Maddy suspiró y decidió dar el salto. Confiaba plenamente en Greg.
– Él le pega.
– ¿Qué? ¿El senador? ¿Estás segura? Es una acusación muy grave.
– Sí, pero yo le creo. Me enseñó los moretones.
– ¿Esa mujer no está mal de la cabeza? -preguntó Greg con escepticismo. Era la misma reacción que había tenido Jack, y a Maddy le molestó.
– ¿Por qué los hombres siempre dicen cosas parecidas sobre las mujeres maltratadas? ¿Si te hubiera dicho que ella lo golpeó con un palo de golf me habrías creído? ¿O habrías dicho que ese gordo cabrón estaba mintiendo?
– Lamento decir que probablemente le creería. Porque los hombres no mienten cuando dicen esas cosas. Es muy raro que un hombre sea maltratado por una mujer.
– Las mujeres tampoco mienten. Pero la gente como tú, y como mi marido, les hacen creer que tienen la culpa de que las maltraten y que deben mantenerlo en secreto. Sí, es cierto que ella estuvo ingresada en un psiquiátrico, pero a mí no me parece que esté loca, y sus cardenales no fueron producto de mi imaginación. La tiene aterrorizada. Había oído que era un hijo de puta con sus colaboradores, pero no sabía que maltrataba a su esposa. -Nunca había hablado abiertamente de su pasado con Greg. Como muchas mujeres en su situación, se sentía responsable de lo que le había ocurrido y lo ocultaba como si se tratase de un secreto vergonzoso-. Le prometí ayudarla a encontrar un lugar seguro. ¿Tienes idea de por dónde debo empezar?
– ¿Qué te parece la Coalición por las Mujeres? La dirige una amiga mía. Y lamento lo que acabo de decir. Debería ser más listo.
– Sí, desde luego. Pero gracias, llamaré a tu amiga.
Él escribió un nombre en un papel y Maddy lo miró. Fernanda Lopez. Recordaba vagamente haberle hecho un reportaje poco después de entrar a trabajar en la cadena. Hacía cinco o seis años de aquello, pero esa mujer había causado una fuerte impresión a Maddy. Cuando la llamó desde su despacho, le dijeron que se había tomado un año sabático y que la mujer que la reemplazaba estaba de baja por maternidad. Volvería dentro de dos semanas. Cuando explicó lo que quería, le dieron unos cuantos nombres y números de teléfono. Pero en todas partes respondía un contestador automático, y cuando llamó a la línea de emergencia para mujeres maltratadas, esta comunicaba.
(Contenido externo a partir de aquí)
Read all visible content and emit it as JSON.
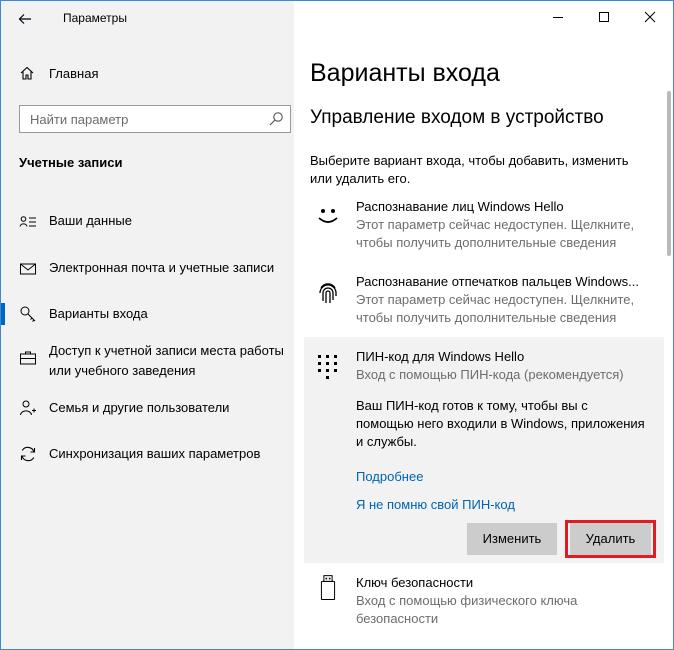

Tendría que volver a intentarlo más tarde. Luego se entretuvo trabajando con Greg y no volvió a pensar en el tema hasta las cinco de la tarde, la hora de salir en antena, así que se prometió que llamaría por la mañana. Si Janet había sobrevivido todos esos años, sin duda seguiría viva a la mañana siguiente. Sin embargo, Maddy quería hacer algo al respecto. Era obvio que Janet estaba demasiado paralizada por el miedo para ayudarse a sí misma, una situación que no tenía nada de novedoso.